Ia mencoba melanjutkan langkah seperti biasa, tapi bayangan wajah gadis itu—gadis yang bahkan belum ia ketahui namanya—muncul begitu saja dalam pikirannya. Tatapan itu… singkat, sangat singkat, tetapi ada ketenangan aneh di dalamnya, seolah ia melihat sesuatu yang tidak bisa ia jelaskan.
"Kenapa tadi aku sempat berhenti?" Erick bertanya pada dirinya sendiri.
Ia tidak pernah berhenti hanya karena melihat seseorang. Ia juga sudah sering dilihat banyak mahasiswi, disapa, bahkan dipuji. Tapi tatapan gadis tadi tidak mengandung kekaguman berlebihan, tidak ada rasa ingin menyenangkan, tidak ada sorotan penilaian. Hanya… jujur. Natural. Tenang.
Dan justru itu yang membuat gundah.
Erick berjalan masuk ke lorong gedung fakultas, namun langkahnya terasa lebih berat dari biasanya. Tangannya menggenggam map tanpa sadar lebih kuat. Ada rasa penasaran yang tidak seharusnya ia rasakan—setidaknya, tidak untuk seseorang yang bahkan belum ia kenal.
Ia mencoba mengalihkan perhatian dengan melihat jadwal kelas, tapi matanya justru kehilangan fokus. Ia menarik napas panjang, mencoba menenangkan diri.

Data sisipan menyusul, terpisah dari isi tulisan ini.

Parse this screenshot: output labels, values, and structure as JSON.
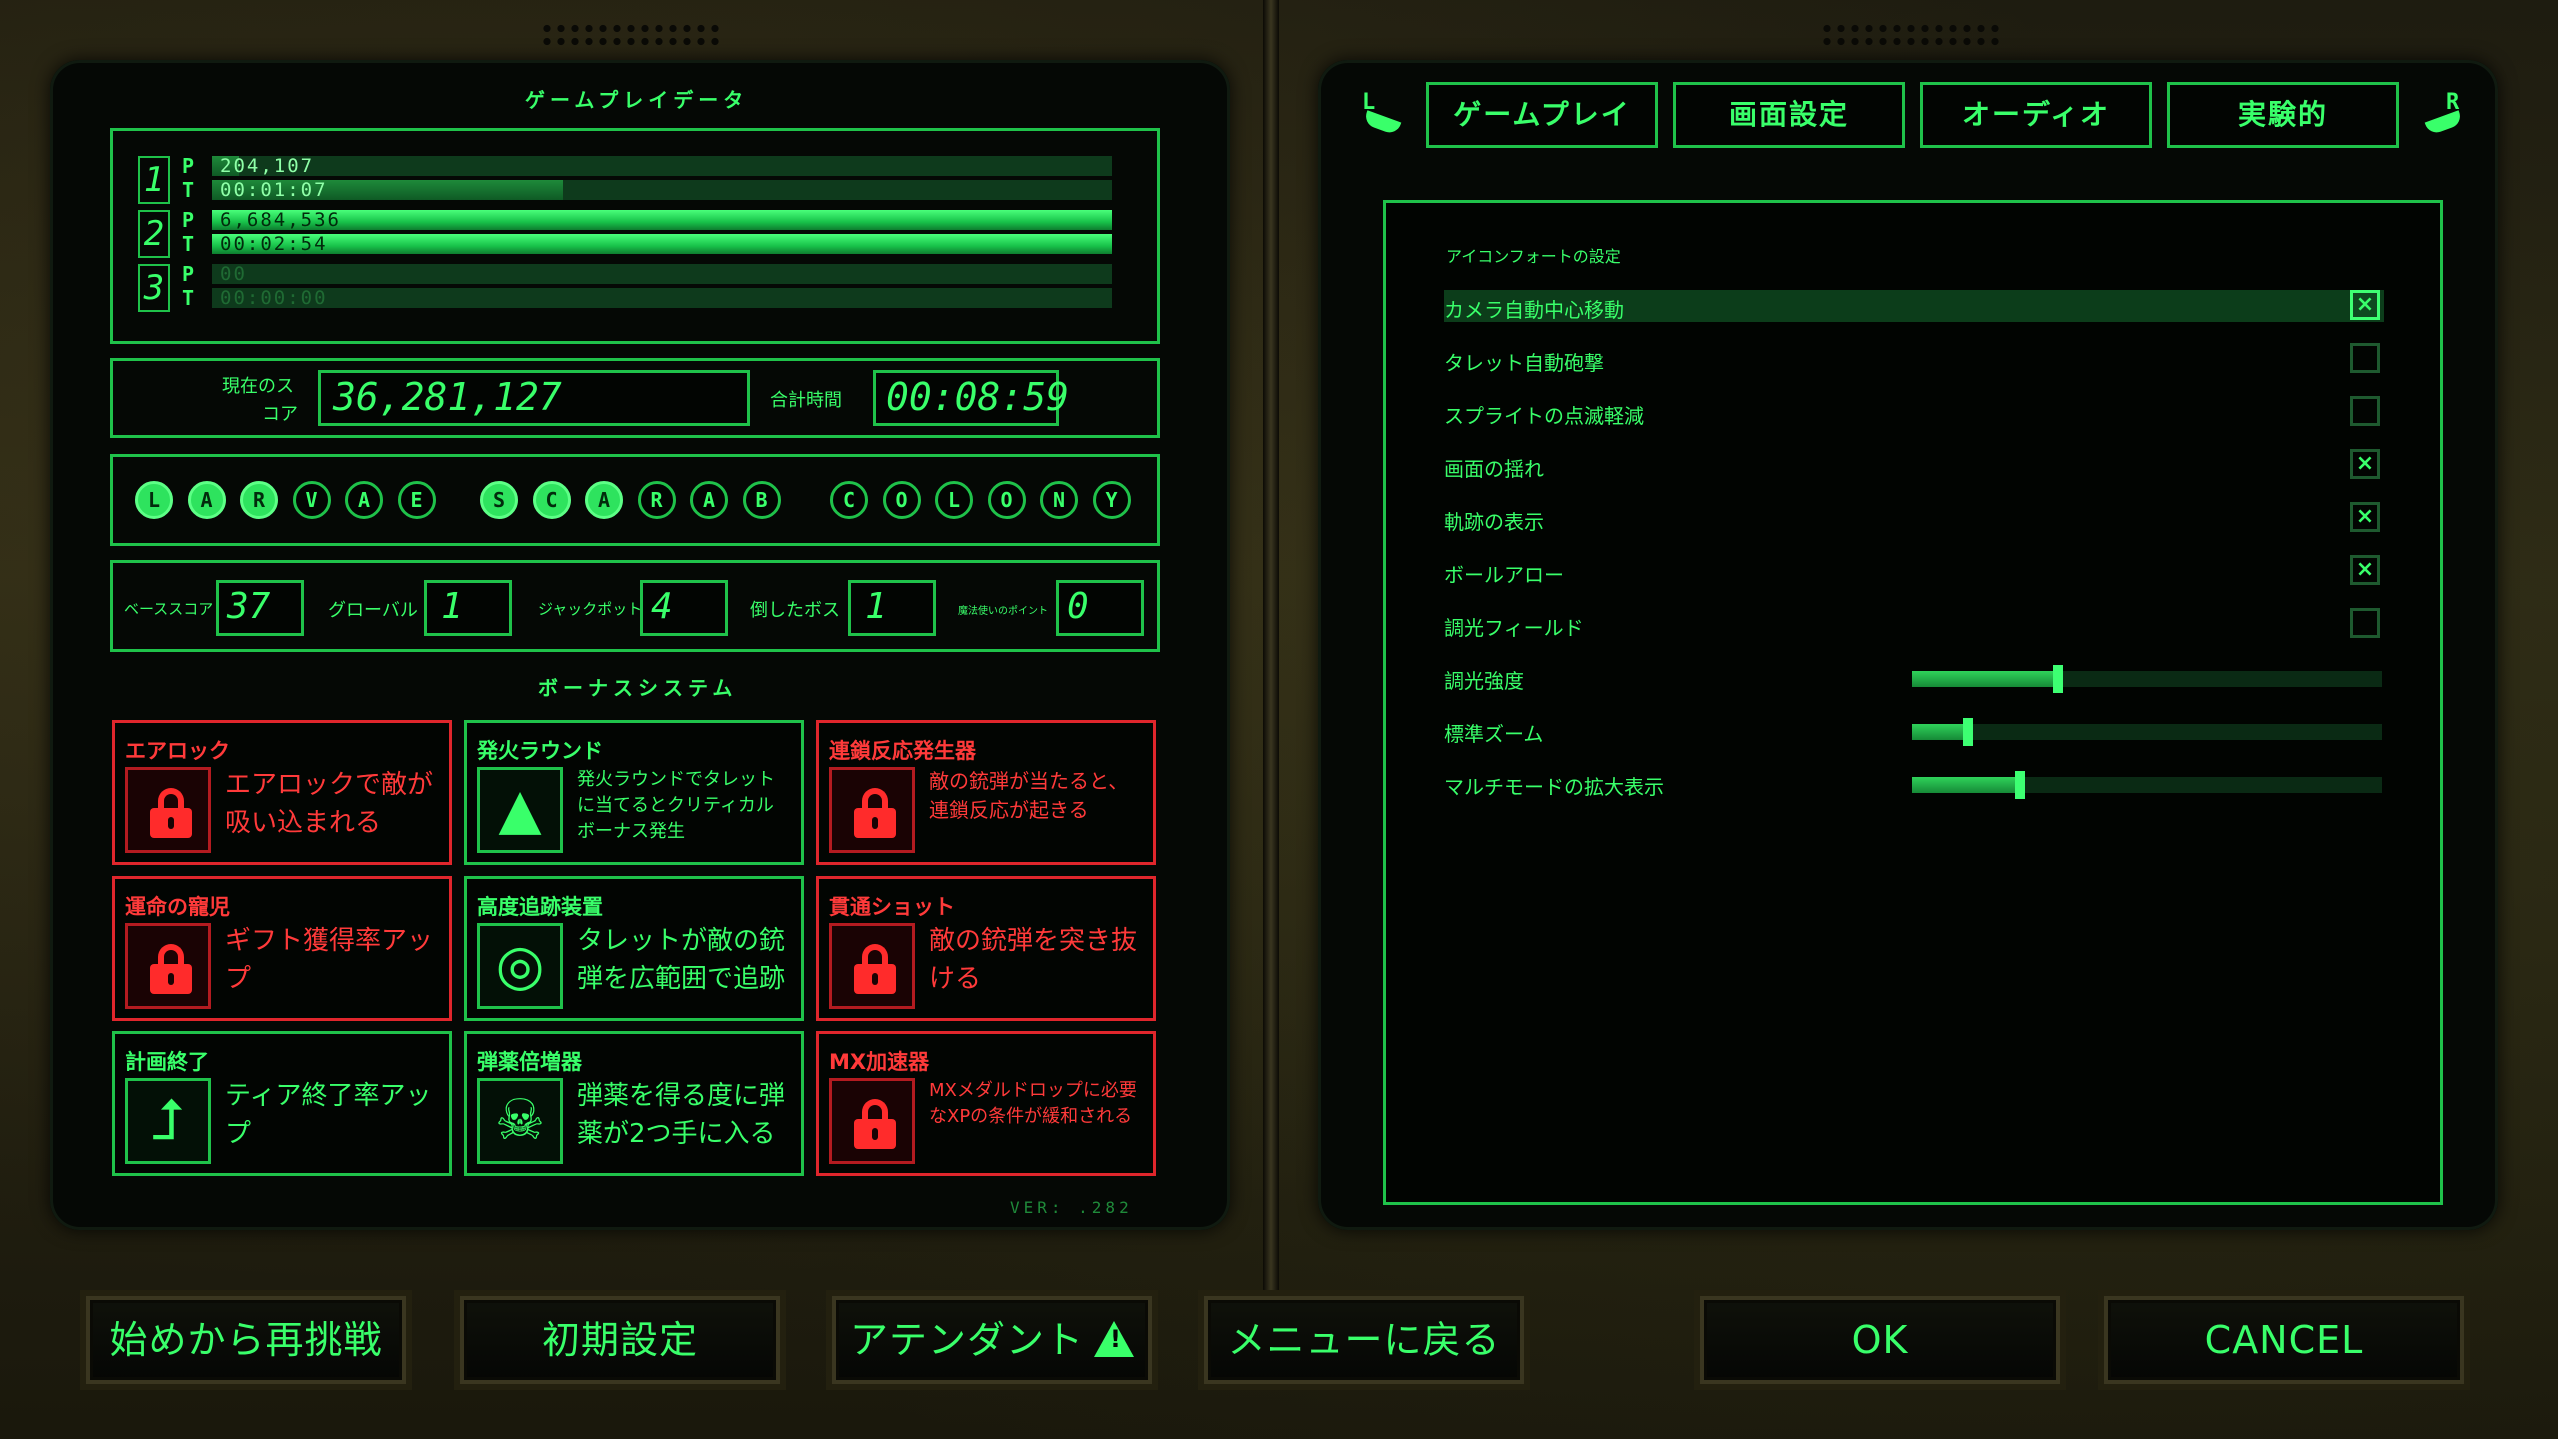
{
  "left_panel": {
    "gameplay_data_title": "ゲームプレイデータ",
    "profiles": [
      {
        "num": "1",
        "p_label": "P",
        "t_label": "T",
        "points": "204,107",
        "time": "00:01:07",
        "points_fill": 0.03,
        "time_fill": 0.39,
        "dim": false
      },
      {
        "num": "2",
        "p_label": "P",
        "t_label": "T",
        "points": "6,684,536",
        "time": "00:02:54",
        "points_fill": 1.0,
        "time_fill": 1.0,
        "dim": false
      },
      {
        "num": "3",
        "p_label": "P",
        "t_label": "T",
        "points": "00",
        "time": "00:00:00",
        "points_fill": 0,
        "time_fill": 0,
        "dim": true
      }
    ],
    "current_score_label_1": "現在のス",
    "current_score_label_2": "コア",
    "current_score": "36,281,127",
    "total_time_label": "合計時間",
    "total_time": "00:08:59",
    "words": [
      {
        "letters": [
          "L",
          "A",
          "R",
          "V",
          "A",
          "E"
        ],
        "lit": [
          true,
          true,
          true,
          false,
          false,
          false
        ]
      },
      {
        "letters": [
          "S",
          "C",
          "A",
          "R",
          "A",
          "B"
        ],
        "lit": [
          true,
          true,
          true,
          false,
          false,
          false
        ]
      },
      {
        "letters": [
          "C",
          "O",
          "L",
          "O",
          "N",
          "Y"
        ],
        "lit": [
          false,
          false,
          false,
          false,
          false,
          false
        ]
      }
    ],
    "stats": {
      "base_score_label": "ベーススコア",
      "base_score": "37",
      "global_label": "グローバル",
      "global": "1",
      "jackpot_label": "ジャックポット",
      "jackpot": "4",
      "bosses_label": "倒したボス",
      "bosses": "1",
      "mage_points_label": "魔法使いのポイント",
      "mage_points": "0"
    },
    "bonus_title": "ボーナスシステム",
    "bonuses": [
      {
        "title": "エアロック",
        "desc": "エアロックで敵が吸い込まれる",
        "locked": true,
        "icon": "lock-icon"
      },
      {
        "title": "発火ラウンド",
        "desc": "発火ラウンドでタレットに当てるとクリティカルボーナス発生",
        "locked": false,
        "icon": "fire-icon"
      },
      {
        "title": "連鎖反応発生器",
        "desc": "敵の銃弾が当たると、連鎖反応が起きる",
        "locked": true,
        "icon": "lock-icon"
      },
      {
        "title": "運命の寵児",
        "desc": "ギフト獲得率アップ",
        "locked": true,
        "icon": "lock-icon"
      },
      {
        "title": "高度追跡装置",
        "desc": "タレットが敵の銃弾を広範囲で追跡",
        "locked": false,
        "icon": "radar-icon"
      },
      {
        "title": "貫通ショット",
        "desc": "敵の銃弾を突き抜ける",
        "locked": true,
        "icon": "lock-icon"
      },
      {
        "title": "計画終了",
        "desc": "ティア終了率アップ",
        "locked": false,
        "icon": "exit-arrow-icon"
      },
      {
        "title": "弾薬倍増器",
        "desc": "弾薬を得る度に弾薬が2つ手に入る",
        "locked": false,
        "icon": "skulls-icon"
      },
      {
        "title": "MX加速器",
        "desc": "MXメダルドロップに必要なXPの条件が緩和される",
        "locked": true,
        "icon": "lock-icon"
      }
    ],
    "version": "VER: .282"
  },
  "right_panel": {
    "bumper_left": "L",
    "bumper_right": "R",
    "tabs": [
      "ゲームプレイ",
      "画面設定",
      "オーディオ",
      "実験的"
    ],
    "section_header": "アイコンフォートの設定",
    "checkbox_settings": [
      {
        "label": "カメラ自動中心移動",
        "checked": true,
        "selected": true
      },
      {
        "label": "タレット自動砲撃",
        "checked": false,
        "selected": false
      },
      {
        "label": "スプライトの点滅軽減",
        "checked": false,
        "selected": false
      },
      {
        "label": "画面の揺れ",
        "checked": true,
        "selected": false
      },
      {
        "label": "軌跡の表示",
        "checked": true,
        "selected": false
      },
      {
        "label": "ボールアロー",
        "checked": true,
        "selected": false
      },
      {
        "label": "調光フィールド",
        "checked": false,
        "selected": false
      }
    ],
    "slider_settings": [
      {
        "label": "調光強度",
        "value": 0.31
      },
      {
        "label": "標準ズーム",
        "value": 0.12
      },
      {
        "label": "マルチモードの拡大表示",
        "value": 0.23
      }
    ]
  },
  "bottom_buttons": {
    "restart": "始めから再挑戦",
    "defaults": "初期設定",
    "attendant": "アテンダント",
    "back_to_menu": "メニューに戻る",
    "ok": "OK",
    "cancel": "CANCEL"
  }
}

"Ini bodoh," pikirnya. "Aku bahkan tidak tahu siapa dia."
Tapi bagian lain dalam dirinya—bagian yang jarang ia ajak bicara—merespons pelan, “Tapi kamu ingin tahu.”
Dan itulah kegundahan yang sesungguhnya.
Bukan jatuh cinta. Bukan terpikat berlebihan. Tetapi rasa ingin tahu yang tiba-tiba muncul, rasa yang menantang segala ketenangan hidup Erick selama ini.
Ia merasa terganggu oleh fakta bahwa tatapan sesingkat itu bisa memecah konsentrasinya. Dan lebih terganggu lagi oleh kenyataan bahwa ia ingin melihat gadis itu sekali lagi—meski ia tidak mengakui itu secara terang-terangan.
Di tengah koridor yang dipenuhi mahasiswa, Erick berhenti sejenak, menatap lantai, mengatur napas. Satu senyum samar muncul di ujung bibirnya—senyum heran, senyum seseorang yang merasa dirinya baru saja goyah untuk alasan yang ia sendiri belum mengerti.